I......SHOULDN'T BE THINKING ABOUT HIM.IT........IT ONLY MAKES ME UPSET TO KNOW THAT I CAN'T BE WITH HIM.W..WHAT AM I THINKING?

"FAITH ANDERSON" Someone was calling my name,and it turned out to be professor Garry.I snapped out my thoughts to see him looking straight into my eyes, to find that know one was int the class room anymore.Did the class end?
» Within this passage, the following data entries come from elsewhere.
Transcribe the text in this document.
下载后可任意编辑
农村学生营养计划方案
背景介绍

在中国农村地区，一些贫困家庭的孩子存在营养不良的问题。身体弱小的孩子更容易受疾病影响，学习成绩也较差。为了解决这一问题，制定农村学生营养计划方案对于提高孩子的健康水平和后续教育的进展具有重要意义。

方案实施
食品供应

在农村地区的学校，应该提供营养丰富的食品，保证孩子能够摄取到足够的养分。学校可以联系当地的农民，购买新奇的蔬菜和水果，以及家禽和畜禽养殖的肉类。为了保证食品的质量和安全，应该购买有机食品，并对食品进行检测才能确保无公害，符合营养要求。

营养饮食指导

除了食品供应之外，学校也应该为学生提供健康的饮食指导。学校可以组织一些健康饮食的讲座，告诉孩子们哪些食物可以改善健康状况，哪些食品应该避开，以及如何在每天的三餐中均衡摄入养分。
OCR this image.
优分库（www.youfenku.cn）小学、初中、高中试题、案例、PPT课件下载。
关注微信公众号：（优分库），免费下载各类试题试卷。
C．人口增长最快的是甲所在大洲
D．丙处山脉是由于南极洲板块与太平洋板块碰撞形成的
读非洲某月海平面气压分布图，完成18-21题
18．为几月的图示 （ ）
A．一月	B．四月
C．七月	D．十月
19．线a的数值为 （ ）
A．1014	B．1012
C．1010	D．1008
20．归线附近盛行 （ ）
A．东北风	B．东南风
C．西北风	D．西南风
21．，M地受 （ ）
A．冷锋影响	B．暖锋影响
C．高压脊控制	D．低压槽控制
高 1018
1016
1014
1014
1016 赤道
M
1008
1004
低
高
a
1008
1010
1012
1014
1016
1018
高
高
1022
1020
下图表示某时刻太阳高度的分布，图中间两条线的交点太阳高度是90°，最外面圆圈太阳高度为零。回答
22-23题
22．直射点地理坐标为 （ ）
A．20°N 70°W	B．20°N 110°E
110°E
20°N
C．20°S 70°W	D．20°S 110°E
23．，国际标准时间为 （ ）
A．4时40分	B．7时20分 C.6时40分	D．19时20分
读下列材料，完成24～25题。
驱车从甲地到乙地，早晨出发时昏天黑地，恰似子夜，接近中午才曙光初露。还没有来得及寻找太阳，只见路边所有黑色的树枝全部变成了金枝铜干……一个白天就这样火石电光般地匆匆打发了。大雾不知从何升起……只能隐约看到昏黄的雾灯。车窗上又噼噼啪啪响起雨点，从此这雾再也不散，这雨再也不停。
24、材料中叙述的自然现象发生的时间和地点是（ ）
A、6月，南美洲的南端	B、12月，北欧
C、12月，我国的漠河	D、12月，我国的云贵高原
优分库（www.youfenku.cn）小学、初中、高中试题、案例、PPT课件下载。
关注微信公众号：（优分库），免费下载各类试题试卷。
"Are you even on planet earth still?" the professor was waving his hands in front of me.

"Ah...sorry professor Garry,I...I seem to have spaced out near the end of class." I said frantically and a bit embarrassed to be in the state.

"It's fine I suppose,I was getting worried." He said with a worried expression.

"well....I guess I will be taking my leave.....Have a nice day professor Garry." I told him while I was packed up and out the door of the classroom.

HOME I GO...I GUESS.I WONDER HOW ITS GONNA BE TODAY,PROBABLY THE SAME MAN DRUNK ON THE TABLE.